The upgrade sequence we settled on:

1. Upgrade workers first. The new worker image registers with the coordinator using the same heartbeat protocol. Old and new workers coexist. The coordinator dispatches fragments to whatever workers are healthy.

2. Upgrade the coordinator. The old coordinator drains in-flight queries. Kubernetes replaces the pod. The new coordinator starts, re-establishes worker connections, and begins accepting queries. There is a brief window (5-15 seconds) where no new queries are accepted. Existing JDBC connections retry automatically because Flight SQL sits on gRPC, and gRPC clients handle connection resets.

3. Verify with system.runtime.nodes. After the upgrade, query the system table to confirm the coordinator sees all workers and all nodes report the new version.

SELECT node_id, state, version FROM system.runtime.nodes;

If this shows two workers in ACTIVE state and the coordinator in READY state, the upgrade succeeded. If a worker is stuck in STARTING, it cannot reach Polaris or the coordinator. Check the worker logs and the network policy.
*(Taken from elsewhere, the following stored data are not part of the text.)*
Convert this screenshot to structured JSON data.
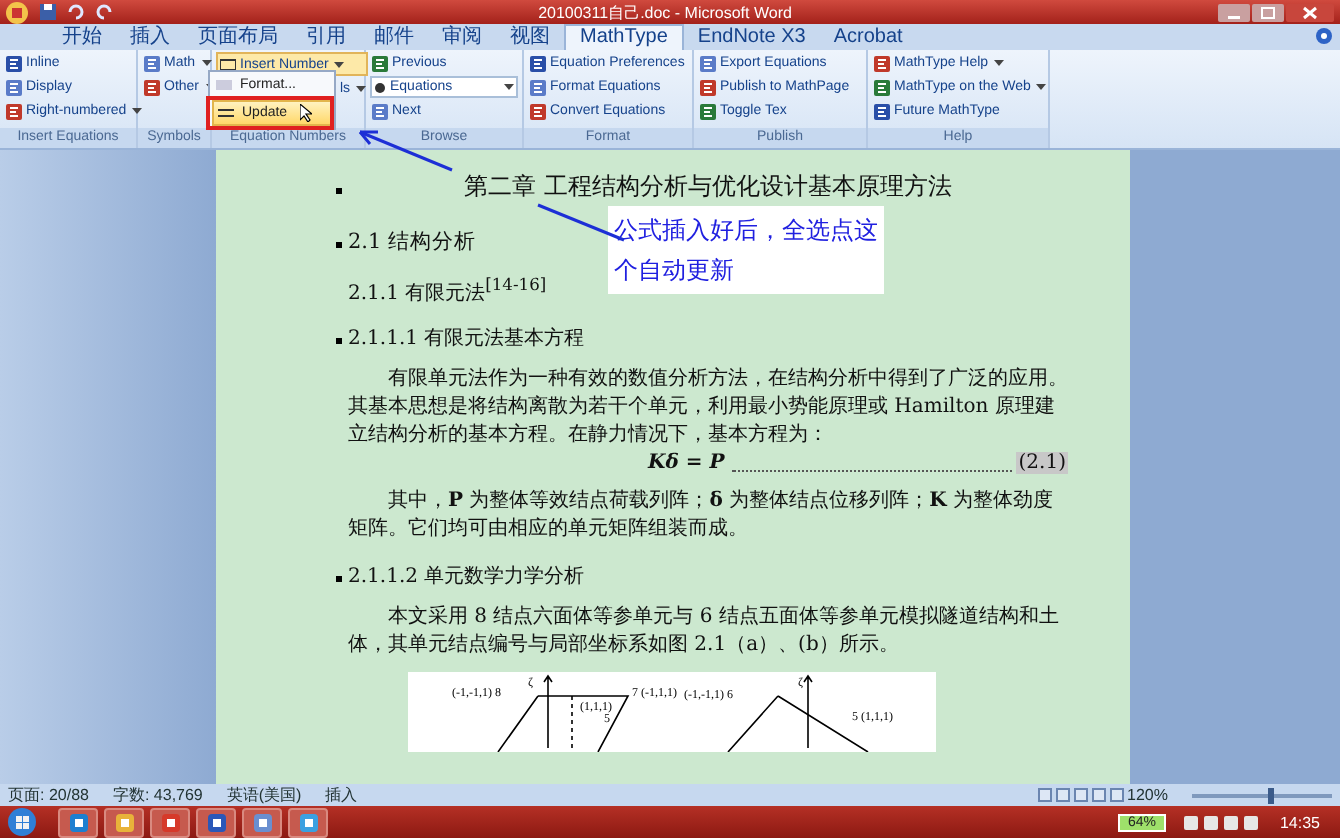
{
  "window": {
    "title": "20100311自己.doc - Microsoft Word"
  },
  "ribbon_tabs": [
    {
      "label": "开始",
      "selected": false
    },
    {
      "label": "插入",
      "selected": false
    },
    {
      "label": "页面布局",
      "selected": false
    },
    {
      "label": "引用",
      "selected": false
    },
    {
      "label": "邮件",
      "selected": false
    },
    {
      "label": "审阅",
      "selected": false
    },
    {
      "label": "视图",
      "selected": false
    },
    {
      "label": "MathType",
      "selected": true
    },
    {
      "label": "EndNote X3",
      "selected": false
    },
    {
      "label": "Acrobat",
      "selected": false
    }
  ],
  "ribbon_groups": [
    {
      "label": "Insert Equations",
      "items": [
        {
          "kind": "button",
          "label": "Inline",
          "caret": false
        },
        {
          "kind": "button",
          "label": "Display",
          "caret": false
        },
        {
          "kind": "button",
          "label": "Right-numbered",
          "caret": true
        }
      ]
    },
    {
      "label": "Symbols",
      "items": [
        {
          "kind": "button",
          "label": "Math",
          "caret": true
        },
        {
          "kind": "button",
          "label": "Other",
          "caret": true
        }
      ]
    },
    {
      "label": "Equation Numbers",
      "items": [
        {
          "kind": "open",
          "label": "Insert Number",
          "caret": true
        },
        {
          "kind": "hidden",
          "label": "ls",
          "caret": true
        }
      ]
    },
    {
      "label": "Browse",
      "items": [
        {
          "kind": "button",
          "label": "Previous",
          "caret": false
        },
        {
          "kind": "combo",
          "label": "Equations",
          "caret": true
        },
        {
          "kind": "button",
          "label": "Next",
          "caret": false
        }
      ]
    },
    {
      "label": "Format",
      "items": [
        {
          "kind": "button",
          "label": "Equation Preferences",
          "caret": false
        },
        {
          "kind": "button",
          "label": "Format Equations",
          "caret": false
        },
        {
          "kind": "button",
          "label": "Convert Equations",
          "caret": false
        }
      ]
    },
    {
      "label": "Publish",
      "items": [
        {
          "kind": "button",
          "label": "Export Equations",
          "caret": false
        },
        {
          "kind": "button",
          "label": "Publish to MathPage",
          "caret": false
        },
        {
          "kind": "button",
          "label": "Toggle Tex",
          "caret": false
        }
      ]
    },
    {
      "label": "Help",
      "items": [
        {
          "kind": "button",
          "label": "MathType Help",
          "caret": true
        },
        {
          "kind": "button",
          "label": "MathType on the Web",
          "caret": true
        },
        {
          "kind": "button",
          "label": "Future MathType",
          "caret": false
        }
      ]
    }
  ],
  "dropdown_menu": {
    "items": [
      {
        "label": "Format...",
        "selected": false
      },
      {
        "label": "Update",
        "selected": true
      }
    ]
  },
  "annotation": {
    "text": "公式插入好后，全选点这个自动更新"
  },
  "document": {
    "blocks": [
      {
        "kind": "chapter",
        "marked": true,
        "text": "第二章  工程结构分析与优化设计基本原理方法"
      },
      {
        "kind": "heading",
        "marked": true,
        "text": "2.1 结构分析"
      },
      {
        "kind": "subheading",
        "marked": false,
        "text": "2.1.1 有限元法$^{[14-16]}$"
      },
      {
        "kind": "subheading",
        "marked": true,
        "text": "2.1.1.1 有限元法基本方程"
      },
      {
        "kind": "para",
        "marked": false,
        "text": "有限单元法作为一种有效的数值分析方法，在结构分析中得到了广泛的应用。其基本思想是将结构离散为若干个单元，利用最小势能原理或 Hamilton 原理建立结构分析的基本方程。在静力情况下，基本方程为："
      },
      {
        "kind": "equation",
        "marked": false,
        "text": "Kδ = P",
        "number": "(2.1)"
      },
      {
        "kind": "para",
        "marked": false,
        "text": "其中，**P** 为整体等效结点荷载列阵；**δ** 为整体结点位移列阵；**K** 为整体劲度矩阵。它们均可由相应的单元矩阵组装而成。"
      },
      {
        "kind": "subheading",
        "marked": true,
        "text": "2.1.1.2 单元数学力学分析"
      },
      {
        "kind": "para",
        "marked": false,
        "text": "本文采用 8 结点六面体等参单元与 6 结点五面体等参单元模拟隧道结构和土体，其单元结点编号与局部坐标系如图 2.1（a）、(b）所示。"
      },
      {
        "kind": "figure",
        "marked": false,
        "labels": [
          "ζ",
          "(-1,-1,1) 8",
          "7 (-1,1,1)",
          "(1,1,1)",
          "5",
          "ζ",
          "(-1,-1,1) 6",
          "5 (1,1,1)"
        ]
      }
    ]
  },
  "status_bar": {
    "items": [
      "页面: 20/88",
      "字数: 43,769",
      "英语(美国)",
      "插入"
    ],
    "zoom": "120%",
    "level": 0.55
  },
  "taskbar": {
    "battery": "64%",
    "time": "14:35"
  }
}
The Helm chart’s NOTES.txt prints connection instructions after every install and upgrade:

SQE has been deployed!

Coordinator: sqe-coordinator
Workers:     2 replicas

Connect via Flight SQL:
  kubectl port-forward svc/sqe-coordinator 50051:50051
  sqe-cli --host localhost --port 50051

Connect via Trino HTTP:
  kubectl port-forward svc/sqe-coordinator 8080:8080

It is not clever. It does not need to be. The person running helm upgrade at 11pm during a maintenance window needs exactly this: the service name, the port, and how to verify it worked.

The Deployment as a Product Decision

Every technical choice in this chapter (the multi-stage build, the Helm topology, the test stack, the resource defaults) is a product decision disguised as infrastructure.

A 47MB image means a platform team can adopt SQE without filing a ticket to increase their registry quota. A two-container test stack means a data engineer can run integration tests without a cloud account. A Helm chart with sensible defaults means the first deployment is helm install sqe ./deploy/helm/sqe, not a 40-page runbook.

The Trino replacement overlay means adoption is not all-or-nothing. Run SQE alongside Trino. Route one workload to SQE. Compare. If it works, route more. If it does not, scale SQE to zero and Trino back to one. The rollback path is a single line in a compose file.

These choices are sovereignty choices. An engine that requires a dedicated infrastructure team to deploy is an engine that is controlled by whoever has access to that team’s calendar. An engine that a single engineer can deploy, test, and upgrade (with docker compose up or helm install) is an engine that the people who need it can actually run.

The best query engine is the one people actually run. And people run engines they can deploy, test, break, fix, and upgrade without calling a meeting first.

::: AI Logbook: The AI wrote the five-stage Dockerfile with cargo-chef, sccache, and lld (reducing the image from 2.3GB to 47MB) and generated all seven Helm chart templates including the config checksum annotation trick for triggering rolling restarts on ConfigMap changes. The human decided the deployment topology (Deployment not StatefulSet, workers-first upgrade order) and the port allocation scheme. The no-new-privileges and cap_drop: ALL security hardening on the production compose overlay was the human’s specification; the AI applied it without understanding why it mattered. :::

A sovereign engine that is hard to deploy is just a sovereign engine that nobody runs.